After returning from loan, Fernandez made his Ligue 1 debut with Bordeaux under manager Slavoljub Muslin in November 1995, in a match against Lens. In December, he played against Real Betis in the second leg of the 1995–96 UEFA Cup round of 16, at the Estadio Benito Villamarín. Bordeaux lost 2–1 but progressed to the quarter-final thanks to a 2–0 win in the first leg. In the second half of the season he made just four appearances under Muslin and Muslin's successor Gernot Rohr. One of these appearances was as a substitute in Bordeaux's 3–0 win against A.C. Milan in the UEFA Cup quarter-final.

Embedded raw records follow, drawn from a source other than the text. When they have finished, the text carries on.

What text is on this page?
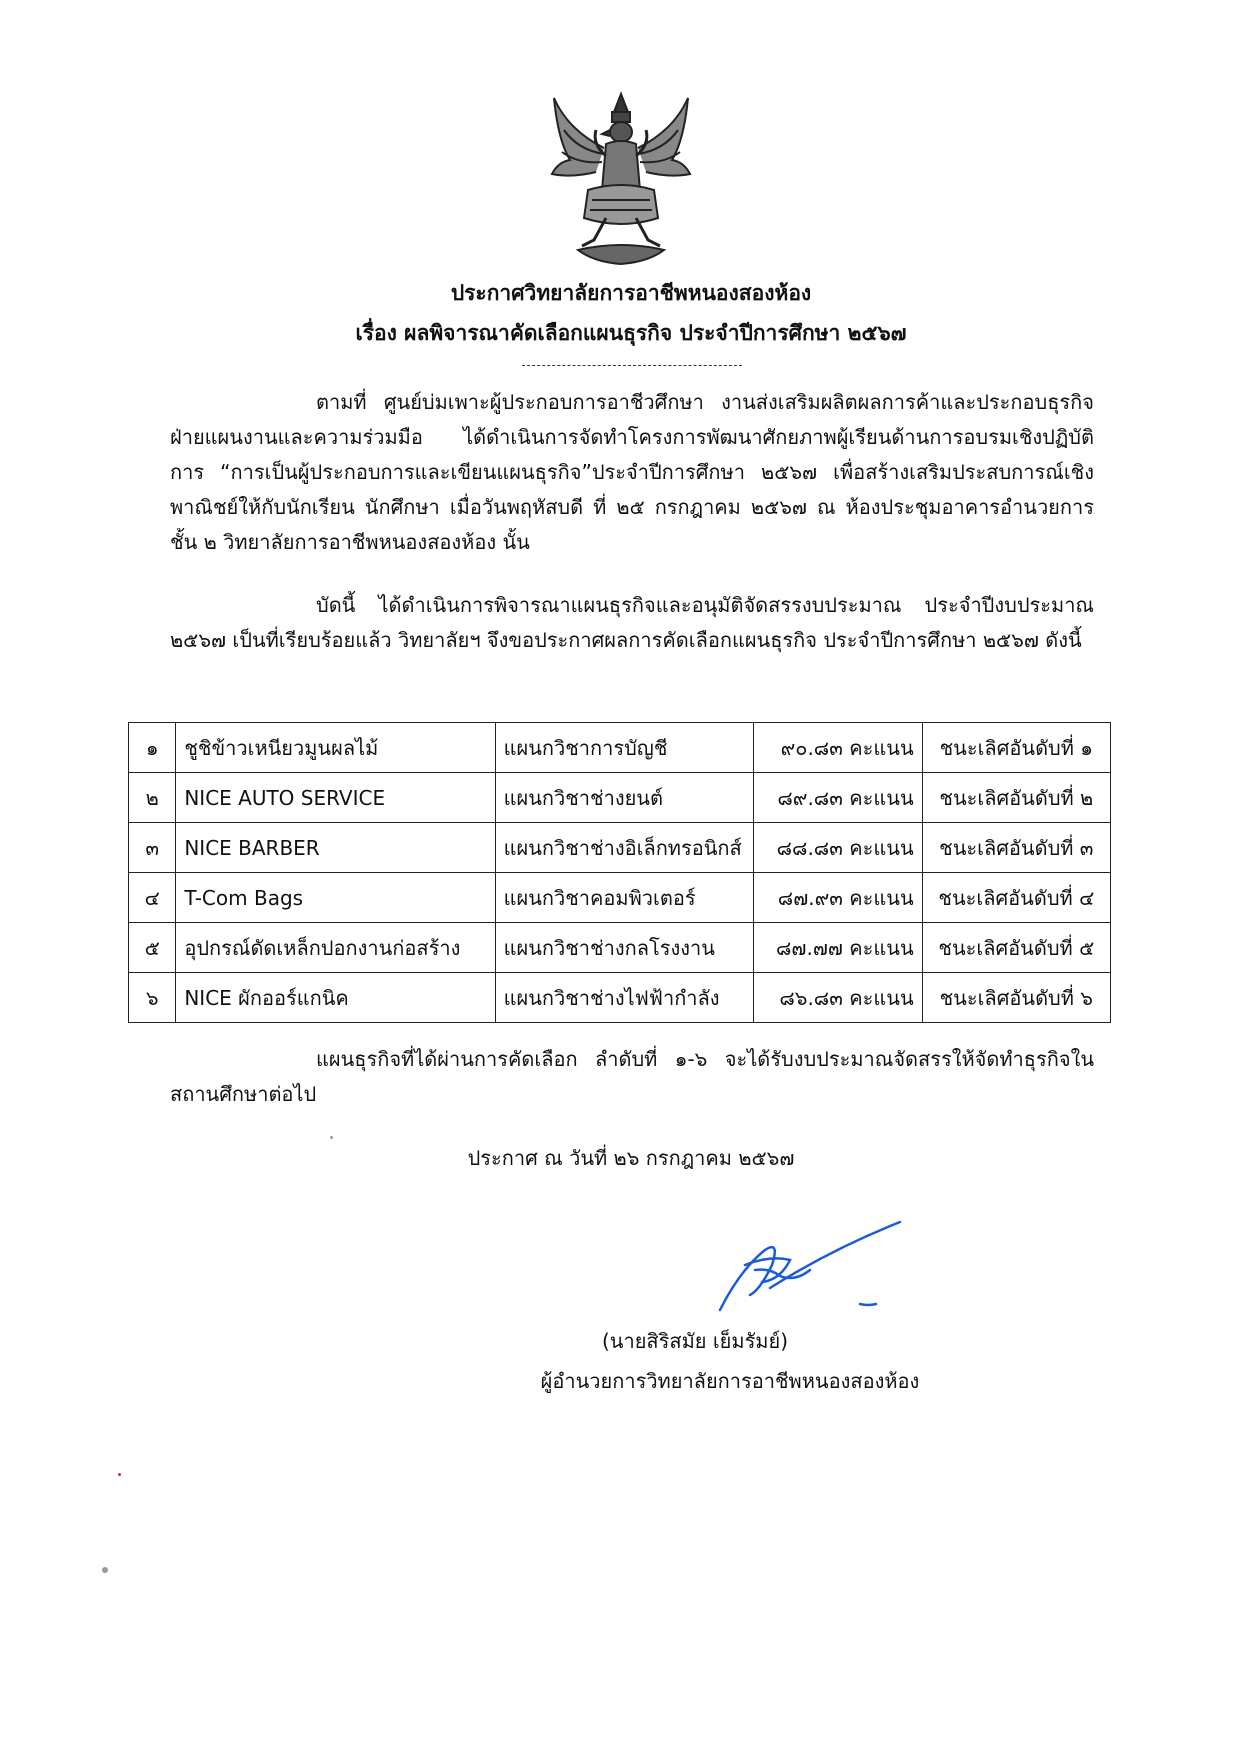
ประกาศวิทยาลัยการอาชีพหนองสองห้อง
เรื่อง ผลพิจารณาคัดเลือกแผนธุรกิจ ประจำปีการศึกษา ๒๕๖๗
ตามที่ ศูนย์บ่มเพาะผู้ประกอบการอาชีวศึกษา งานส่งเสริมผลิตผลการค้าและประกอบธุรกิจ ฝ่ายแผนงานและความร่วมมือ ได้ดำเนินการจัดทำโครงการพัฒนาศักยภาพผู้เรียนด้านการอบรมเชิงปฏิบัติการ “การเป็นผู้ประกอบการและเขียนแผนธุรกิจ”ประจำปีการศึกษา ๒๕๖๗ เพื่อสร้างเสริมประสบการณ์เชิงพาณิชย์ให้กับนักเรียน นักศึกษา เมื่อวันพฤหัสบดี ที่ ๒๕ กรกฎาคม ๒๕๖๗ ณ ห้องประชุมอาคารอำนวยการ ชั้น ๒ วิทยาลัยการอาชีพหนองสองห้อง นั้น
บัดนี้ ได้ดำเนินการพิจารณาแผนธุรกิจและอนุมัติจัดสรรงบประมาณ ประจำปีงบประมาณ ๒๕๖๗ เป็นที่เรียบร้อยแล้ว วิทยาลัยฯ จึงขอประกาศผลการคัดเลือกแผนธุรกิจ ประจำปีการศึกษา ๒๕๖๗ ดังนี้
๑	ชูชิข้าวเหนียวมูนผลไม้	แผนกวิชาการบัญชี	๙๐.๘๓ คะแนน	ชนะเลิศอันดับที่ ๑
๒	NICE AUTO SERVICE	แผนกวิชาช่างยนต์	๘๙.๘๓ คะแนน	ชนะเลิศอันดับที่ ๒
๓	NICE BARBER	แผนกวิชาช่างอิเล็กทรอนิกส์	๘๘.๘๓ คะแนน	ชนะเลิศอันดับที่ ๓
๔	T-Com Bags	แผนกวิชาคอมพิวเตอร์	๘๗.๙๓ คะแนน	ชนะเลิศอันดับที่ ๔
๕	อุปกรณ์ดัดเหล็กปอกงานก่อสร้าง	แผนกวิชาช่างกลโรงงาน	๘๗.๗๗ คะแนน	ชนะเลิศอันดับที่ ๕
๖	NICE ผักออร์แกนิค	แผนกวิชาช่างไฟฟ้ากำลัง	๘๖.๘๓ คะแนน	ชนะเลิศอันดับที่ ๖
แผนธุรกิจที่ได้ผ่านการคัดเลือก ลำดับที่ ๑-๖ จะได้รับงบประมาณจัดสรรให้จัดทำธุรกิจในสถานศึกษาต่อไป
ประกาศ ณ วันที่ ๒๖ กรกฎาคม ๒๕๖๗
(นายสิริสมัย เย็มรัมย์)
ผู้อำนวยการวิทยาลัยการอาชีพหนองสองห้อง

Having been released by Bordeaux at the end of the 1995–96 season, Fernandez joined Caen, also of Ligue 1, where he played for most of the season. He continued his career in Italy but made no appearances while at Udinese, Monza and Milan, and on loan at French club Toulouse.

Fernandez moved to Scotland in summer 2000 signing a two-year contract with Scottish Premier League club Dundee United. While at Dundee United, he notably had an altercation with Everton's Paul Gascoigne during a friendly match. Having made seven appearances and with the club placed last in the league, he was released in December, five months into his contract.

He played two matches for Persma Manado in Indonesia before retiring from playing at the age of 29, due to a knee injury.

==Personal life==
Fernandez had a wife and a son. He later separated from his wife and no longer saw his son. He spent parts of his wages supporting family in Senegal.

He died on 19 January 2016 in Domont, aged 43. He was buried in Senegal.